An iterative algorithm that estimates model parameters when latent variables are present.
Expectation-Maximization (EM) is an iterative optimization algorithm used to find maximum likelihood estimates of parameters in probabilistic models that involve unobserved, or latent, variables. Because directly maximizing the likelihood function is often intractable when hidden variables are present, EM sidesteps this difficulty by alternating between two steps: inferring the likely values of the latent variables given current parameter estimates, and then updating the parameters to better explain the data under those inferences. This cycle continues until the estimates converge to a stable solution.
The algorithm proceeds in two distinct phases per iteration. In the E-step (Expectation), the algorithm computes the expected value of the log-likelihood with respect to the conditional distribution of the latent variables, effectively filling in soft assignments or probabilities for the hidden structure. In the M-step (Maximization), the parameters are updated to maximize this expected log-likelihood, treating the soft assignments as fixed. A key theoretical guarantee is that each full iteration is monotonically non-decreasing in likelihood, meaning the algorithm will never make the fit worse, though it may converge to a local rather than global maximum.
EM finds wide application across machine learning and statistics. Its most prominent use is fitting Gaussian Mixture Models (GMMs), where the latent variable indicates which Gaussian component generated each data point. The E-step assigns probabilistic cluster memberships, and the M-step re-estimates each component's mean, covariance, and mixing weight. Beyond GMMs, EM underpins training for Hidden Markov Models, probabilistic latent semantic analysis, and many Bayesian network inference procedures. It also connects deeply to variational inference, where the E-step is approximated when exact inference is intractable.

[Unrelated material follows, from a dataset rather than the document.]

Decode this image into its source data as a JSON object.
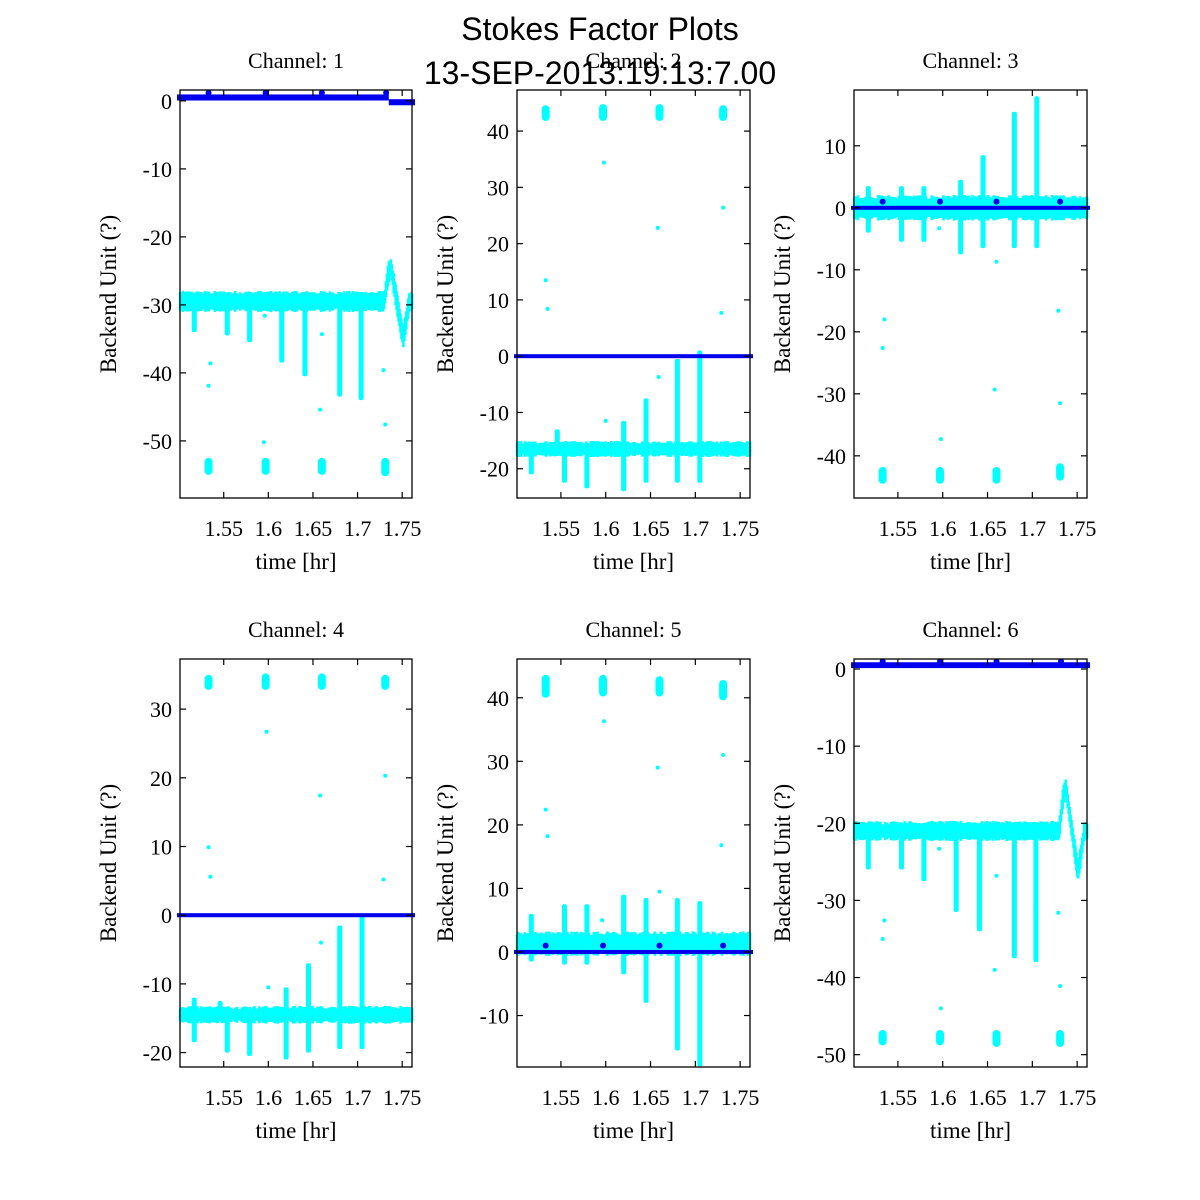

EM's appeal lies in its conceptual simplicity, guaranteed likelihood improvement per iteration, and broad applicability to models with missing or hidden data. Its main limitations are sensitivity to initialization, potential convergence to poor local optima, and slow convergence in high-dimensional settings. Despite these drawbacks, EM remains one of the most widely used algorithms in statistical machine learning, serving as both a practical workhorse and a theoretical foundation for more advanced inference methods.